Lo studio ha coinvolto una coorte iniziale di 183 pazienti con SLA e 309 persone sane. Utilizzando la piattaforma Olink – che sfrutta un sistema basato su anticorpi abbinati a sonde a DNA per rilevare variazioni anche minime nella presenza delle proteine – i ricercatori hanno identificato 33 proteine i cui livelli sono significativamente alterati nel sangue dei pazienti rispetto alle persone sane.
La validità del risultato è stata confermata attraverso un’analisi di replicazione in una seconda coorte indipendente, rafforzando la solidità del dato scientifico.
Successivamente, grazie all’impiego di modelli avanzati di Intelligenza Artificiale (machine learning), è stato sviluppato un algoritmo capace di distinguere tra soggetti sani e pazienti affetti da SLA con un’accuratezza del 98,3%.
Un dato importante emerso dallo studio riguarda la possibilità di rilevare segnali della malattia anche diversi anni prima della comparsa dei sintomi clinici. Analizzando campioni di sangue prelevati da persone che, in seguito, avrebbero sviluppato la SLA, i ricercatori hanno osservato alterazioni proteiche indicative di un processo patologico già in corso anche se in fase molto iniziale. Questo processo coinvolge principalmente muscoli, motoneuroni e metabolismo energetico, suggerendo che la malattia ha una fase preclinica lunga e silente, durante la quale potrebbe diventare possibile intervenire prima del danno irreversibile.
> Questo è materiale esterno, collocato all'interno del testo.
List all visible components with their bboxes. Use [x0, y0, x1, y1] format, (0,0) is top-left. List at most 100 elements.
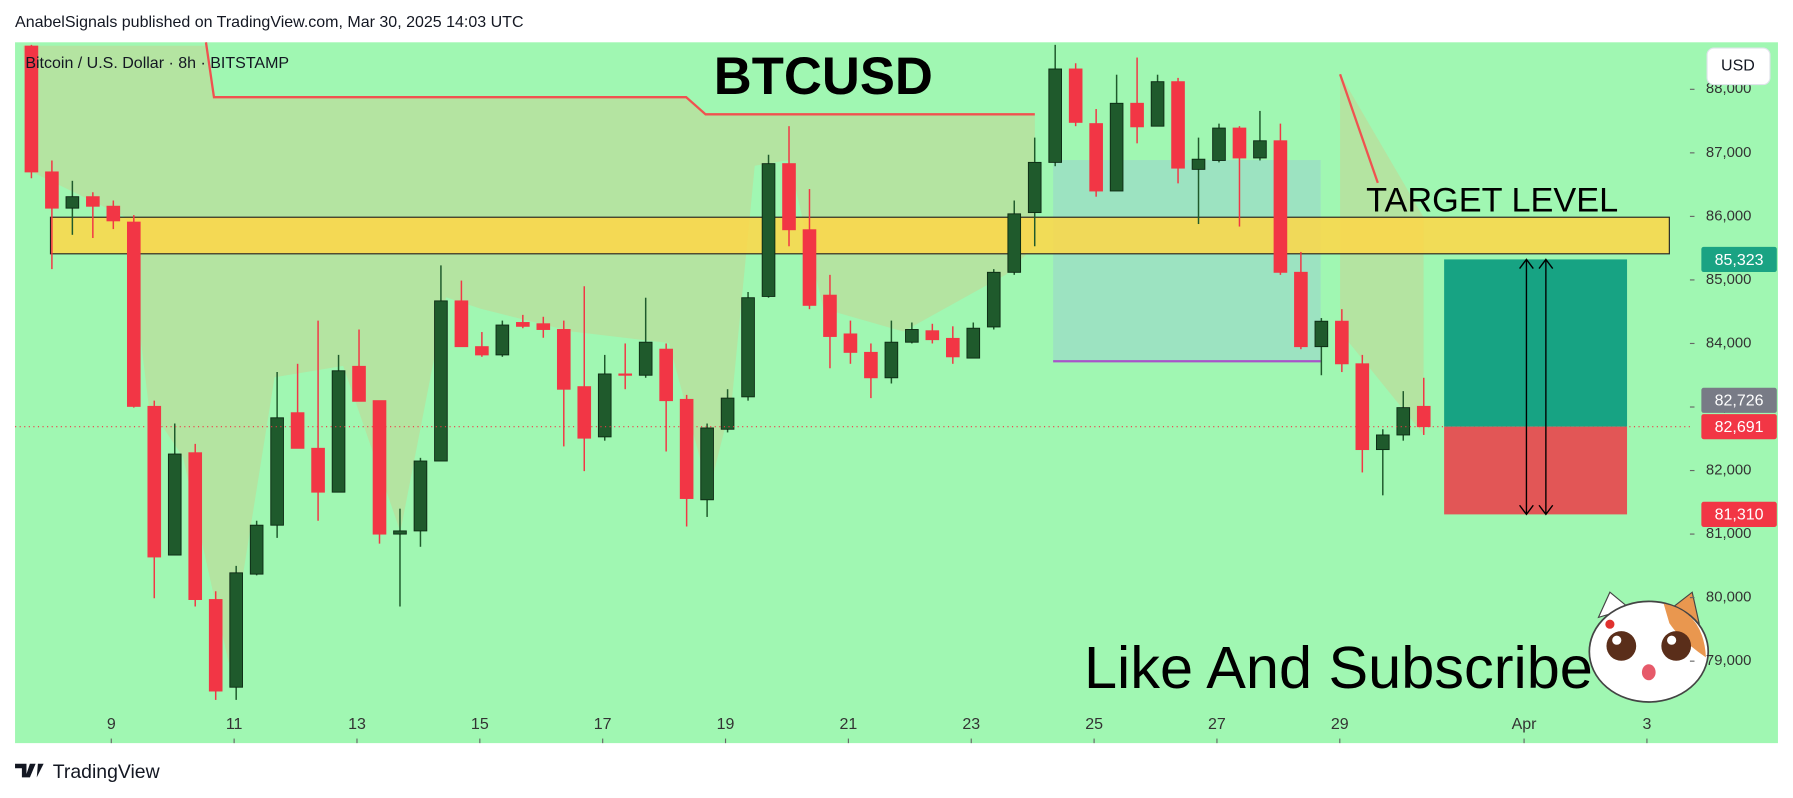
candle-body — [1048, 68, 1062, 163]
y-tick-label: 86,000 — [1706, 208, 1751, 224]
resistance-zone — [49, 216, 1670, 255]
candle-body — [1335, 320, 1349, 365]
candle-body — [761, 163, 776, 297]
y-tick-label: 88,000 — [1706, 81, 1751, 97]
candle-body — [638, 341, 653, 376]
price-label-box — [1701, 387, 1777, 413]
candle-body — [823, 294, 837, 337]
candle-body — [1416, 405, 1431, 428]
candle-body — [1232, 127, 1247, 159]
mascot-mouth — [1641, 664, 1656, 681]
arrow-head — [1519, 258, 1534, 516]
candle-body — [45, 171, 59, 209]
candle-body — [331, 370, 346, 493]
candle-body — [1253, 140, 1267, 159]
candle-body — [352, 365, 366, 402]
candle-body — [679, 398, 694, 499]
x-tick-label: 9 — [107, 716, 116, 733]
symbol-info: Bitcoin / U.S. Dollar · 8h · BITSTAMP — [25, 55, 289, 72]
series-layer — [24, 44, 1431, 700]
y-tick-label: 82,000 — [1706, 462, 1751, 478]
candle-body — [802, 229, 817, 306]
mascot-eye — [1661, 631, 1692, 661]
candle-body — [1109, 102, 1124, 192]
currency-label: USD — [1721, 58, 1755, 75]
candle-body — [516, 322, 530, 327]
mascot-eye-shine — [1667, 635, 1677, 645]
brand-name: TradingView — [53, 761, 161, 783]
candle-body — [1150, 81, 1165, 127]
candle-body — [208, 599, 223, 692]
shaded-area — [23, 45, 1035, 664]
candle-body — [290, 412, 305, 449]
candle-body — [434, 300, 448, 462]
x-tick-label: 3 — [1642, 716, 1651, 733]
x-tick-label: 25 — [1085, 716, 1103, 733]
candle-body — [966, 327, 981, 359]
candle-body — [188, 452, 203, 600]
x-tick-label: 19 — [717, 716, 735, 733]
x-tick-label: 11 — [226, 716, 243, 733]
candle-body — [311, 447, 325, 493]
candle-body — [393, 530, 407, 535]
candle-body — [700, 427, 714, 501]
candle-body — [1130, 102, 1144, 128]
trend-line — [204, 42, 1035, 116]
chart-title: BTCUSD — [714, 47, 933, 106]
candle-body — [229, 572, 243, 688]
candle-body — [24, 45, 39, 173]
candle-body — [106, 205, 121, 222]
candle-body — [65, 196, 80, 209]
candle-body — [475, 346, 489, 356]
candle-body — [782, 163, 796, 231]
candle-body — [1068, 68, 1083, 123]
candle-body — [495, 324, 510, 356]
candle-body — [126, 221, 141, 407]
arrow-head — [1538, 258, 1554, 516]
candle-body — [597, 373, 612, 438]
candle-body — [1171, 81, 1185, 169]
candle-body — [536, 323, 551, 330]
mascot-head — [1588, 600, 1710, 703]
x-tick-label: 23 — [962, 716, 980, 733]
trend-line — [1339, 73, 1379, 184]
price-label-box — [1701, 246, 1777, 272]
mascot-eye-shine — [1612, 635, 1622, 645]
currency-button[interactable] — [1706, 47, 1771, 86]
logo — [15, 763, 44, 778]
candle-body — [147, 405, 162, 558]
x-tick-label: 27 — [1208, 716, 1226, 733]
candle-body — [946, 337, 960, 358]
y-tick-label: 79,000 — [1706, 653, 1751, 669]
footer: TradingView — [15, 761, 161, 783]
price-label: 85,323 — [1715, 252, 1764, 269]
y-tick-label: 84,000 — [1706, 335, 1751, 351]
candle-body — [1375, 434, 1390, 451]
candle-body — [1007, 213, 1022, 273]
profit-zone — [1444, 259, 1628, 427]
candle-body — [1273, 140, 1288, 273]
mascot-bow — [1605, 619, 1615, 629]
candle-body — [86, 196, 100, 207]
candle-body — [720, 397, 735, 430]
candle-body — [167, 453, 182, 556]
candle-body — [986, 271, 1001, 328]
candle-body — [1027, 161, 1042, 214]
x-tick-label: Apr — [1512, 716, 1538, 733]
candle-body — [741, 297, 755, 398]
x-tick-label: 17 — [594, 716, 612, 733]
candle-body — [1355, 363, 1370, 451]
annotation: TARGET LEVEL — [1366, 181, 1618, 219]
y-tick-label: 80,000 — [1706, 590, 1751, 606]
candle-body — [413, 460, 428, 532]
candle-body — [843, 333, 858, 353]
x-tick-label: 21 — [839, 716, 857, 733]
publisher-header: AnabelSignals published on TradingView.c… — [15, 14, 523, 31]
y-tick-label: 85,000 — [1706, 272, 1751, 288]
candle-body — [249, 524, 264, 575]
candle-body — [1314, 320, 1329, 348]
candle-body — [454, 300, 469, 348]
candle-body — [1089, 123, 1103, 192]
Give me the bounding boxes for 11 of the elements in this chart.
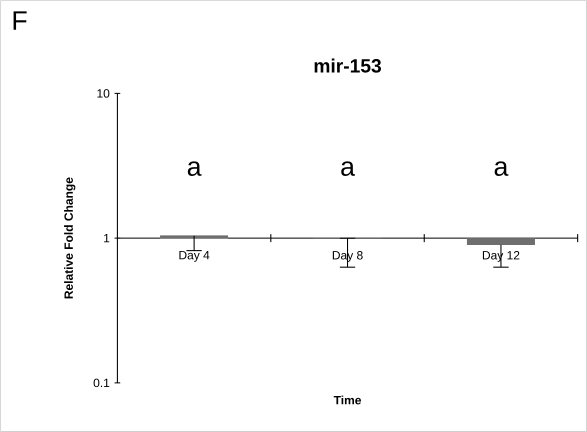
x-axis-title: Time — [334, 395, 362, 404]
annotation: a — [341, 161, 355, 176]
y-axis-title: Relative Fold Change — [64, 177, 76, 298]
x-tick-label: Day 4 — [179, 250, 210, 262]
y-tick-label: 0.1 — [94, 378, 110, 388]
annotation: a — [188, 161, 202, 176]
chart-title: mir-153 — [314, 58, 381, 73]
text: F — [14, 11, 27, 30]
y-tick-label: 1 — [104, 234, 110, 242]
y-tick-label: 10 — [97, 89, 110, 98]
annotation: a — [494, 161, 508, 176]
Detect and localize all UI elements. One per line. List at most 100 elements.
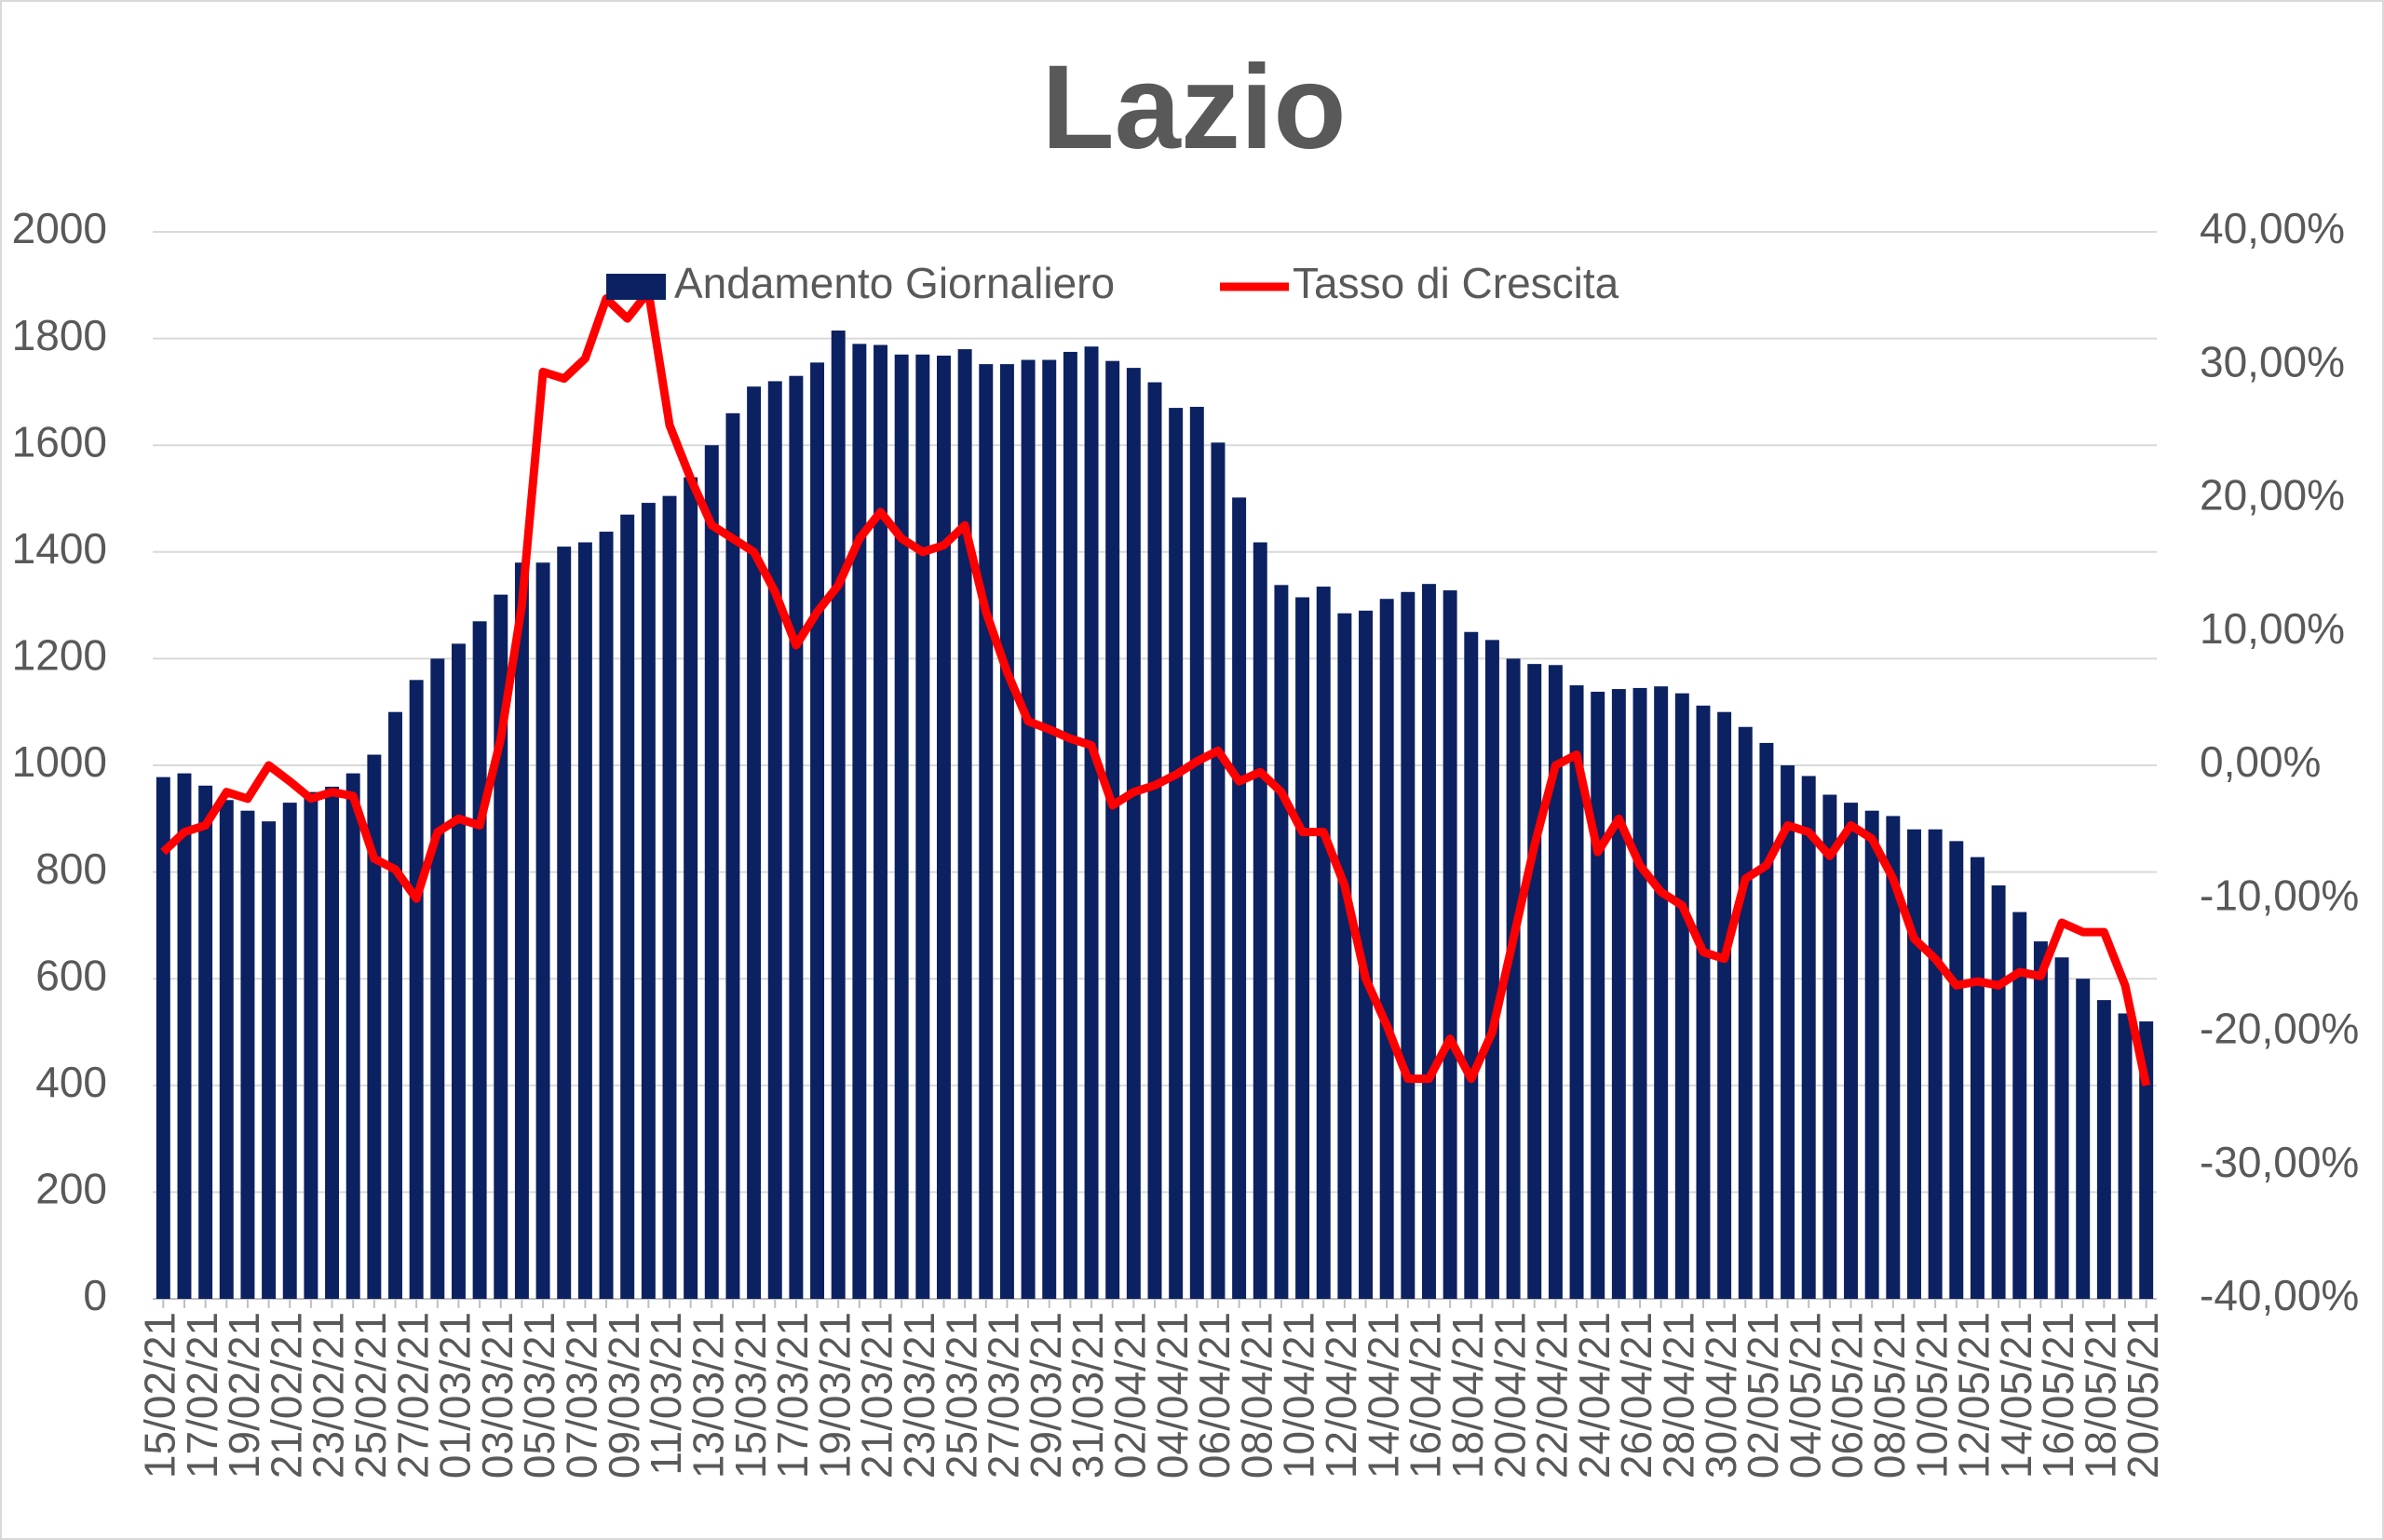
bar xyxy=(1696,705,1711,1299)
x-tick-label: 08/04/21 xyxy=(1232,1312,1280,1479)
bar xyxy=(430,658,445,1299)
bar xyxy=(852,344,867,1300)
bar xyxy=(1548,665,1563,1299)
y2-tick-label: 40,00% xyxy=(2200,204,2345,252)
y-tick-label: 1600 xyxy=(12,417,107,466)
bar xyxy=(874,344,887,1299)
x-tick-label: 27/03/21 xyxy=(980,1312,1028,1479)
bar xyxy=(1379,599,1394,1299)
bar xyxy=(1359,610,1374,1299)
x-tick-label: 17/03/21 xyxy=(768,1312,817,1479)
x-tick-label: 27/02/21 xyxy=(388,1312,437,1479)
bar xyxy=(620,514,635,1299)
bar xyxy=(1422,584,1436,1299)
bar xyxy=(1337,613,1352,1299)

“Questi risultati – spiega il professor Adriano Chiò – rappresentano una vera svolta: per la prima volta disponiamo di uno strumento potenziale non solo per migliorare ed accelerare la diagnosi di SLA, ma anche per identificarla in una fase molto precoce, permettendo di intervenire in modo più immediato e più mirato”.
Questa ricerca apre scenari completamente nuovi nel campo della SLA: dalla diagnosi preclinica, che potrebbe permettere una presa in carico più tempestiva, alla utilizzazione di terapie farmacologiche e non farmacologiche esistenti, la cui efficacia è certamente maggiore qualora vengano iniziate più precocemente all’inizio della malattia, allo sviluppo di nuovi trattamenti, orientati a rallentare o addirittura prevenire la progressione della malattia.
«Innovazione, ricerca, intelligenza artificiale sono alla base della sanità del futuro – sottolinea Federico Riboldi (Assessore alla Sanità della Regione Piemonte) – Per avere cure e assistenza sempre più all’avanguardia, è ormai imprescindibile investire in questi aspetti della ricerca e della medicina e nel caso specifico, l’Azienda ospedaliero – universitaria Città della Salute e della Scienza si conferma ancora una volta come eccellenza non solo piemontese, ma anche nazionale ed internazionale».
“Questo studio internazionale con la Città della Salute e della Scienza (CDSS) capofila conferma quelle che sono le enormi potenzialità dei nostri ospedali e dei nostri professionisti riconosciute a livello mondiale sono solo dal punto di vista clinico assistenziale, ma anche dal punto di vista della ricerca. Questo deve essere un motivo di orgoglio per la sanità piemontese ed un punto di partenza di quello che sarà il futuro Parco della Salute, della Ricerca e dell’Innovazione” dichiara Thomas Schael (Commissario CDSS).